Durante largo rato estuvimos todos silenciosos. Después miró el piloto su cronómetro y exclamó:
—¡Diablos! ¡Debí haber constatado el curso hace ya diez minutos!
Esto terminó con el suspenso y todos volvimos a la realidad.
Durante los diez minutos siguientes estuvo ocupado el piloto en la consulta de sus instrumentos. Los primeros astronautas sólo tuvieron las estrellas para guiarse, pero ahora se dispone de toda clase de guías entre las que se cuenta la radio y el radar. Sólo se apelaba a los tediosos métodos astronómicos a gran distancia de la Tierra, ya fuera del alcance de las estaciones de nuestro planeta.
Me puse a observar los dedos del piloto que volaban sobre las teclas del calculador y vi de pronto que se quedaba rígido. Un momento más tarde volvía a tocar las teclas y repetía sus cálculos. Al salir la respuesta en el registro comprendí que pasaba algo malo. Por un momento contempló el piloto aquellas cifras como si no pudiera creer en el testimonio de sus sentidos. Después soltóse las correas que lo sujetaban al asiento y deslizóse con rapidez hacia el ojo de buey más cercano.

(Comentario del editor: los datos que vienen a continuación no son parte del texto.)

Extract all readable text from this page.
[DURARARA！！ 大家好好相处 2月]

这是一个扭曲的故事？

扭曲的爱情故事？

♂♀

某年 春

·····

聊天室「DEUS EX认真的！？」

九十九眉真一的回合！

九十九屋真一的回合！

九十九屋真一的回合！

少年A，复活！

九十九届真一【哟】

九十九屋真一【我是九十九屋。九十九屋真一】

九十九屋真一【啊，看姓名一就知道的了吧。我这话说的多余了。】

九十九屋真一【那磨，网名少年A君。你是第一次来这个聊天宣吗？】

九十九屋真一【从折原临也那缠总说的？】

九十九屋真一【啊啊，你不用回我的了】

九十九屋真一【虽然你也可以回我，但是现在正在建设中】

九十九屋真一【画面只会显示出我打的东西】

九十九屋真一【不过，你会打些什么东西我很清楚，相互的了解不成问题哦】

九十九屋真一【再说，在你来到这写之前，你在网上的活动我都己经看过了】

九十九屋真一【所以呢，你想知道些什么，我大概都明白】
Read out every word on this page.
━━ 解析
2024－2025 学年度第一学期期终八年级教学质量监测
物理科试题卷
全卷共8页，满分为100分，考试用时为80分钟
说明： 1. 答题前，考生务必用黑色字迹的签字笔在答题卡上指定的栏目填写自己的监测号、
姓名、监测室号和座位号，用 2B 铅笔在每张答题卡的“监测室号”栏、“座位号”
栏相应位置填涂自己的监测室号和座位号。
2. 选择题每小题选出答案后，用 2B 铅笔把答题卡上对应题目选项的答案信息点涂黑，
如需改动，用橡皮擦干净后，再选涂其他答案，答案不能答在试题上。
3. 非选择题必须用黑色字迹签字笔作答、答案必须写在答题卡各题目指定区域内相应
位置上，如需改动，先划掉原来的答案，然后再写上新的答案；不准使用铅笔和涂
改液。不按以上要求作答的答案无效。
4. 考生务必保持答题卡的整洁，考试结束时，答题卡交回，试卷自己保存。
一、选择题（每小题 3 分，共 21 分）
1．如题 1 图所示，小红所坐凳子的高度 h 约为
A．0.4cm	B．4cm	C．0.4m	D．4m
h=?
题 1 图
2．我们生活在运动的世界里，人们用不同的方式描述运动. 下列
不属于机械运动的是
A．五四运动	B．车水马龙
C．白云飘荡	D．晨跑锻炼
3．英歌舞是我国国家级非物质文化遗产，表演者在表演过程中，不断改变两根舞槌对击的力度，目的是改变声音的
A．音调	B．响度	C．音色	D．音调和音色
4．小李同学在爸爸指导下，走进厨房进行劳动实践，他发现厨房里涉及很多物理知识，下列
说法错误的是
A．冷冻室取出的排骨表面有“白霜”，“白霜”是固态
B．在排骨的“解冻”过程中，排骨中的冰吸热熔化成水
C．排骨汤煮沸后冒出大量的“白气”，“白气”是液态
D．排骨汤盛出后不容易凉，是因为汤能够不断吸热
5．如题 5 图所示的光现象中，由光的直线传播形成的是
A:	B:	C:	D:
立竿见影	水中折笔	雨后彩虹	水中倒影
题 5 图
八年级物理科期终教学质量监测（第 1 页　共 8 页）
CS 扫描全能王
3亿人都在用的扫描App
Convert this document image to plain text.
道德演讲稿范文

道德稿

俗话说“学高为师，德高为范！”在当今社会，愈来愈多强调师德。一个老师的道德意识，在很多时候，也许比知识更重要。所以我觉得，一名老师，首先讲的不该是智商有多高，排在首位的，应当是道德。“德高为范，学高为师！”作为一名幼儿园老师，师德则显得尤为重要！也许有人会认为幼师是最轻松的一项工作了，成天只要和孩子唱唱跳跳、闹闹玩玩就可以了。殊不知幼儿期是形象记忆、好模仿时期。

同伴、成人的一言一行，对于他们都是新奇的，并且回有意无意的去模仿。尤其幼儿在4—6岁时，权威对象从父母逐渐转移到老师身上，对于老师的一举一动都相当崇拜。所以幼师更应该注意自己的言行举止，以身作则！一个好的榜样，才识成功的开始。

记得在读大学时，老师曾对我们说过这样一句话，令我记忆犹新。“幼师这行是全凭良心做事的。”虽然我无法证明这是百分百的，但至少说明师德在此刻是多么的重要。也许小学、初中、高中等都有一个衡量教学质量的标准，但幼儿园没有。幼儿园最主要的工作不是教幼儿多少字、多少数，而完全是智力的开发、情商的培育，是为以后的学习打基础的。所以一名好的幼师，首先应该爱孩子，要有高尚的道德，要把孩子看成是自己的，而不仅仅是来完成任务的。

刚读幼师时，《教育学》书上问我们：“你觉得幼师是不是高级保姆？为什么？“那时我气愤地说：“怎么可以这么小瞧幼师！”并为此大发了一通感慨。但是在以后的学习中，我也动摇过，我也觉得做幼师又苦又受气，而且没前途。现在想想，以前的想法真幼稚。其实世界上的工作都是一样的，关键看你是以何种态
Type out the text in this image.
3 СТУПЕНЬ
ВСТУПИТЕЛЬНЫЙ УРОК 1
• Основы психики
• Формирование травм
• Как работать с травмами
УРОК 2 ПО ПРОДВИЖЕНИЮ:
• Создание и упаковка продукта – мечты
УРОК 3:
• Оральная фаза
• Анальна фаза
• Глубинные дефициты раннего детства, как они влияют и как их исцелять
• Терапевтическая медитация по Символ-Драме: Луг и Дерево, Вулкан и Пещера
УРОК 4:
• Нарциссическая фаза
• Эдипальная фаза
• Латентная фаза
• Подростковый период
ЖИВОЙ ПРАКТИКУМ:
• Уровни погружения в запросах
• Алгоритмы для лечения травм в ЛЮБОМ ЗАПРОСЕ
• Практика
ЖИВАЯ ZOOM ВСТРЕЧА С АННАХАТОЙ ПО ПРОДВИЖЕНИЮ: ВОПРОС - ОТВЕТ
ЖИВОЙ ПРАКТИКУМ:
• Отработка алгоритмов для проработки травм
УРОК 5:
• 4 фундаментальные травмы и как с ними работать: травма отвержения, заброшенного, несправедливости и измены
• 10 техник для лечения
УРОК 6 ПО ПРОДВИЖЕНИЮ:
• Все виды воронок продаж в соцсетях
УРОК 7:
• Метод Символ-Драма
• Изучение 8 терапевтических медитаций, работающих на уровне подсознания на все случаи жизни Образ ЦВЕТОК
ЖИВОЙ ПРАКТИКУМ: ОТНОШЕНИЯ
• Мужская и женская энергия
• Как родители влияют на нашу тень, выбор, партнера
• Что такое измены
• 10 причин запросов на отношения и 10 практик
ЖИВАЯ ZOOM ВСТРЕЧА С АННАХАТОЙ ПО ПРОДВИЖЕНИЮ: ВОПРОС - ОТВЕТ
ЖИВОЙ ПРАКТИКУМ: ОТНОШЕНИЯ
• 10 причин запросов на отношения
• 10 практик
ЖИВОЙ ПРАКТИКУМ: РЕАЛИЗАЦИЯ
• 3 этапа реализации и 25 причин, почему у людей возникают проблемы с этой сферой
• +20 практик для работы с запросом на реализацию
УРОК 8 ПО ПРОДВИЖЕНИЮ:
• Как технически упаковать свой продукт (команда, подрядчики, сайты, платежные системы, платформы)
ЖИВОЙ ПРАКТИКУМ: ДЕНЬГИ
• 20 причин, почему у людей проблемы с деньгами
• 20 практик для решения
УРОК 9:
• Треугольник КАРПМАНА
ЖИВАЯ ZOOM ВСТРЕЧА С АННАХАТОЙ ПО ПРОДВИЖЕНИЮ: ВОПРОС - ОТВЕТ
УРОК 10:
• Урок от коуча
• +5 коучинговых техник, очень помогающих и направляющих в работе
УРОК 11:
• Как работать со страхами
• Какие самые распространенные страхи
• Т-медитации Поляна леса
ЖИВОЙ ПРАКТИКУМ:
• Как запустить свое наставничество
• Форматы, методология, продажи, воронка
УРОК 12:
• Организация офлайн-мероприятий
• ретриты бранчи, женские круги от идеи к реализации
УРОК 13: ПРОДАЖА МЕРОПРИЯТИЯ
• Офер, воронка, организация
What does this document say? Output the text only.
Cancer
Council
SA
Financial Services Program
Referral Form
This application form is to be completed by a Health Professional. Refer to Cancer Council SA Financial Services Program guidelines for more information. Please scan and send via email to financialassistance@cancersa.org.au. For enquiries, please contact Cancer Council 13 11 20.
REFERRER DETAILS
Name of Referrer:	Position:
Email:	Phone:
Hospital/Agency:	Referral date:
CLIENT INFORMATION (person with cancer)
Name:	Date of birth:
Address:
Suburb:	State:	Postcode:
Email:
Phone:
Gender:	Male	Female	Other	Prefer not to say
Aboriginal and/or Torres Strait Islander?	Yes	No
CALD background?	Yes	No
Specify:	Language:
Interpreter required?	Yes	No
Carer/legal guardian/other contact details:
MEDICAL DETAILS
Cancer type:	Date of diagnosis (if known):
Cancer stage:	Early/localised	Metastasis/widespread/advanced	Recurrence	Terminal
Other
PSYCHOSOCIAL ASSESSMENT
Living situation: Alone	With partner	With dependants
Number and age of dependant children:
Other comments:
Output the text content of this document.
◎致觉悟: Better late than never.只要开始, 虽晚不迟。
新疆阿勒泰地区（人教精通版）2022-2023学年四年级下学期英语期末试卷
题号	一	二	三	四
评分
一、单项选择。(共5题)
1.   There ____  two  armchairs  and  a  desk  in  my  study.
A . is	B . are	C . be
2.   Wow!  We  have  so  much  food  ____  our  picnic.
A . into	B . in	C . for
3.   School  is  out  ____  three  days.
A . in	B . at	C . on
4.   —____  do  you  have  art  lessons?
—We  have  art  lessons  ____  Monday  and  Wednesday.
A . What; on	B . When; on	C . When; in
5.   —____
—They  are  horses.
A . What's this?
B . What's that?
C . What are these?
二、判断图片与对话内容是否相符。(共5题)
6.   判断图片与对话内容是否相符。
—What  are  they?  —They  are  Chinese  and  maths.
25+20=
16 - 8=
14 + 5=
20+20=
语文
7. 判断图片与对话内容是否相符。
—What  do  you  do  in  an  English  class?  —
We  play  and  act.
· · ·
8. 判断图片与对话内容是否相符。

Fui yo el único que se hizo cargo del detalle. Los otros estaban leyendo tranquilamente en sus literas o tratando de dormir un rato. Me dirigí entonces hacia uno de los ojos de buey y vi en el espacio al planeta hacia el que debíamos caer. De pronto sentí como si una mano helada me oprimiera el corazón y por un instante dejé de respirar. Ya para esa hora debía presentarse la Tierra de mucho más tamaño al caer nosotros desde la órbita del hospital. Sin embargo, a menos que me engañaran los ojos, era más pequeña que la última vez que la viera. Volví a mirar al piloto y su expresión confirmó mis temores.
¡Nos estábamos alejando hacia el espacio infinito!